No ano da graça de 1967 a Jovem Ana Julia foi despachada às pressas  para São Paulo, com apenas 14 aninhos de idade. O pai da garota era o Sr. Macário, um fervoroso evangélico, quando o povoado de Nova Conquista contava com apenas três igrejas. A católica, construída na entrada da hoje Avenida Costa e Silva, fundada pelo jovem Zé do Sindicato, a Adventista do sétimo dia, liderada pelo farmacêutico “Oswaldo da Farmácia” e a Batista, que era frequentada pela família da jovem.

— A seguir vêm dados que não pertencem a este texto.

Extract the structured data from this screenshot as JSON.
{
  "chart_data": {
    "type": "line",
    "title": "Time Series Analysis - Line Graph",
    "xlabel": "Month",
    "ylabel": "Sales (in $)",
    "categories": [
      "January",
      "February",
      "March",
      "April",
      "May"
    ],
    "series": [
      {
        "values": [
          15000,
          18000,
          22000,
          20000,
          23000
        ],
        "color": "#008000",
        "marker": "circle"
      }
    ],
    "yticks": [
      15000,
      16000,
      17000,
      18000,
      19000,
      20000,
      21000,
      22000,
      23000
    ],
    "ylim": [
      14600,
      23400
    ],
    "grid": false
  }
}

Semanalmente o povoado era tomado por dezenas de evangélicos vestidos com as suas túnicas negras, oriundos da Igreja Batista de Vitória da Conquista, conduzindo estranhos artefatos, grandes estandartes, megafones, bandeiras, brasões, distribuindo gratuitamente livros, revistas, panfletos, etc… Era comum acordarmos ao som das trombetas com grandes cultos sendo realizados na praça da feira, com os crentes entoando hinos: “(…) Foi na cruz, foi na cruz onde um dia eu vi meus pecados castigados em Jesus (…)” Pessoas importantes do lugarejo se converteram a essas religiões, a esposa do Coronel Cândido Sales, a senhora Melânia da Silva foi uma delas, inclusive, doou um bom pedaço de terra para a construção de um templo, no coração de “Candin”. Hoje é o Edifício Paula Reis construído (entre outros) pelo comerciante Tonico. No dia de feira já era os adventistas que atacavam. Tocaiavam as barracas de carne de porco, tentando evitar que as pessoas consumissem o que era condenado por eles. O sujeito chegava ali todo escabreado, olhava para um lado, olhava para o outro e quando pedia um quilo de costelas ou de pernil suíno saía sabe se lá de onde, um ou dois crentes armados de suas bíblias: – Não comam esta porcaria! Porco é coisa do cão, coisa do sujo! Se comer você não entrará no céu.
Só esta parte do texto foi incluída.